Deily, Mooney & Glastetter, LLP, Albany, N.Y. (Alexander Powhida of counsel), for respondent.

In an action for replevin and to recover damages for breach of contract, the defendant Katerina Arvanitakis appeals from an order of the Supreme Court, Nassau County (Cozzens, Jr., J.), entered July 19, 2010, which granted the plaintiff's motion to vacate both an order of the same court (Spinola, J.), dated February 24, 2010, granting the unopposed motion of the defendant Katerina Arvanitakis for leave to enter a judgment on her counterclaim against the plaintiff upon its default in replying to the counterclaim, and a judgment of the same court entered March 1, 2010, in her favor and against the plaintiff in the principal sum of $1 million.

Ordered that the order is affirmed, with costs.

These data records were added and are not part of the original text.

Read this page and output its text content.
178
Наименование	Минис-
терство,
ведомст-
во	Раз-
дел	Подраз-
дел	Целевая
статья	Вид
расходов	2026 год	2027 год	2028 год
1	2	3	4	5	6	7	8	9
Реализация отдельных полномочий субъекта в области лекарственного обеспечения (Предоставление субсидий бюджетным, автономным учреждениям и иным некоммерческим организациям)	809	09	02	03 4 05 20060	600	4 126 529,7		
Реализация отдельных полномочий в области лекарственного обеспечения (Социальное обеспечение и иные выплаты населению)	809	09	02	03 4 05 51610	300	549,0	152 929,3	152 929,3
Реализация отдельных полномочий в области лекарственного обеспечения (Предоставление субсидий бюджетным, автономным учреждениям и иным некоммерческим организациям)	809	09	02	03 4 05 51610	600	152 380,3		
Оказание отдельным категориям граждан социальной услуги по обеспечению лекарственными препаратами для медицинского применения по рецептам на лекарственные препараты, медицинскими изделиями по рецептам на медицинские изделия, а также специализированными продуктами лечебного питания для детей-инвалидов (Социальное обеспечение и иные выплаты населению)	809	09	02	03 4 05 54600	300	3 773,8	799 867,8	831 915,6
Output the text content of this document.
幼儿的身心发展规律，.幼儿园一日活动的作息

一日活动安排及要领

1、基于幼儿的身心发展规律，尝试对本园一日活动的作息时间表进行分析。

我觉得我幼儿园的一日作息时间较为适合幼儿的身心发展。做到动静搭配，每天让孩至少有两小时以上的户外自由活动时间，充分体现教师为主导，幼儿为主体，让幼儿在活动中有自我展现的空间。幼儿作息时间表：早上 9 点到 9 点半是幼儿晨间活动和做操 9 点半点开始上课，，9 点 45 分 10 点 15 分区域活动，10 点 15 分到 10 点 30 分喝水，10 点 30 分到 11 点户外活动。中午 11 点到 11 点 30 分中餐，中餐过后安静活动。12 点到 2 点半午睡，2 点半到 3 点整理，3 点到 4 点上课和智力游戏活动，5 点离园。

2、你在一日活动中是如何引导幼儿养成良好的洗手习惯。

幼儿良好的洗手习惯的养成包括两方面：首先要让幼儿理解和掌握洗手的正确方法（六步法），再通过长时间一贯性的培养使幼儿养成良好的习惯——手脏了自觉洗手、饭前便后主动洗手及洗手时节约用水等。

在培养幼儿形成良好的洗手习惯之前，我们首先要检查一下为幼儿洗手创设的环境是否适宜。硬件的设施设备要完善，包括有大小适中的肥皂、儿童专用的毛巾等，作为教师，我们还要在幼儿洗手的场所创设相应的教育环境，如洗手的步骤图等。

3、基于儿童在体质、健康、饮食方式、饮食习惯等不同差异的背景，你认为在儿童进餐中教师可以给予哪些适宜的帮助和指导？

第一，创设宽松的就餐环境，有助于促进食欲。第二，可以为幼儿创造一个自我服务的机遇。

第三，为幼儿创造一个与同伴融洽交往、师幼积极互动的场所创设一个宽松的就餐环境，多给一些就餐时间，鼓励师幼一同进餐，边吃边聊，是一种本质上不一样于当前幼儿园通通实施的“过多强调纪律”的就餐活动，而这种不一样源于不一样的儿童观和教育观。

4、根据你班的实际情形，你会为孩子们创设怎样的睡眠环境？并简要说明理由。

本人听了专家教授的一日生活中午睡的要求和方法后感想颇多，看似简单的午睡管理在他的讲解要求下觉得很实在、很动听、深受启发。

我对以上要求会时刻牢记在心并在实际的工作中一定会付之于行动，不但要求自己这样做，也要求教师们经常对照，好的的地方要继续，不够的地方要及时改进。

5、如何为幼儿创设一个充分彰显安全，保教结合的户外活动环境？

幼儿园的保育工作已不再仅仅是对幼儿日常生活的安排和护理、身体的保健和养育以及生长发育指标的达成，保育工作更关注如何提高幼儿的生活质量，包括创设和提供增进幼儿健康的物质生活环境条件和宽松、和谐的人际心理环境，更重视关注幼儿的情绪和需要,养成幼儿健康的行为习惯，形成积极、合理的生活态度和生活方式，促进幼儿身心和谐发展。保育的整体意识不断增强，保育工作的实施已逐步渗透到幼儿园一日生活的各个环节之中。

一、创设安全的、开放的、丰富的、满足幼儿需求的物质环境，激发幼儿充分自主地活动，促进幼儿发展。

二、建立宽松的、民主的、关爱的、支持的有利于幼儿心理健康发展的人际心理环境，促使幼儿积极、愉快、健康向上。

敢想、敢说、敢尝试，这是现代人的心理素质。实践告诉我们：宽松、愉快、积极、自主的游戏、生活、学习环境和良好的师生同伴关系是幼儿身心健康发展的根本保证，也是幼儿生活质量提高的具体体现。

The defendant Katerina Arvanitakis (hereinafter the appellant) failed to give the plaintiff timely notice of her motion for leave to enter a judgment on her counterclaim against the plaintiff upon its purported default in replying to the counterclaim (see Bianco v LiGreci, 298 AD2d 482 [2002]). The plaintiff did not receive at least 13 days' notice, the minimum required for motions served by regular mail (see CPLR 2103 [b] [2]; 2214 [b]). Absence of proper service of a motion is a sufficient and complete excuse for a default on a motion, and deprives the court of jurisdiction to entertain the motion (see CPLR 5015 [a] [4]; Zaidi v New York Bldg. Contrs., Ltd., 61 AD3d 747, 748 [2009]; Daulat v Helms Bros., Inc., 32 AD3d 410, 411 [2006]; Bianco v LiGreci, 298 AD2d 482 [2002]; Welch v State of New York, 261 AD2d 537, 538 [1999]). Since the Supreme Court was deprived of jurisdiction to entertain the motion, the resulting order dated February 24, 2010, and the judgment entered upon that order were nullities (see Bonik v Tarrabocchia, 78 AD3d 630, 632 [2010]; Bauerlein v Salvation Army, 74 AD3d 851, 857 [2010]; Welch v State of New York, 261 AD2d at 538; Golden v Golden, 128 AD2d 672 [1987]). Accordingly, the plaintiff's motion to vacate both the order dated February 24, 2010, and the judgment was properly granted. Skelos, J.P., Dickerson, Hall, Austin and Miller, JJ., concur.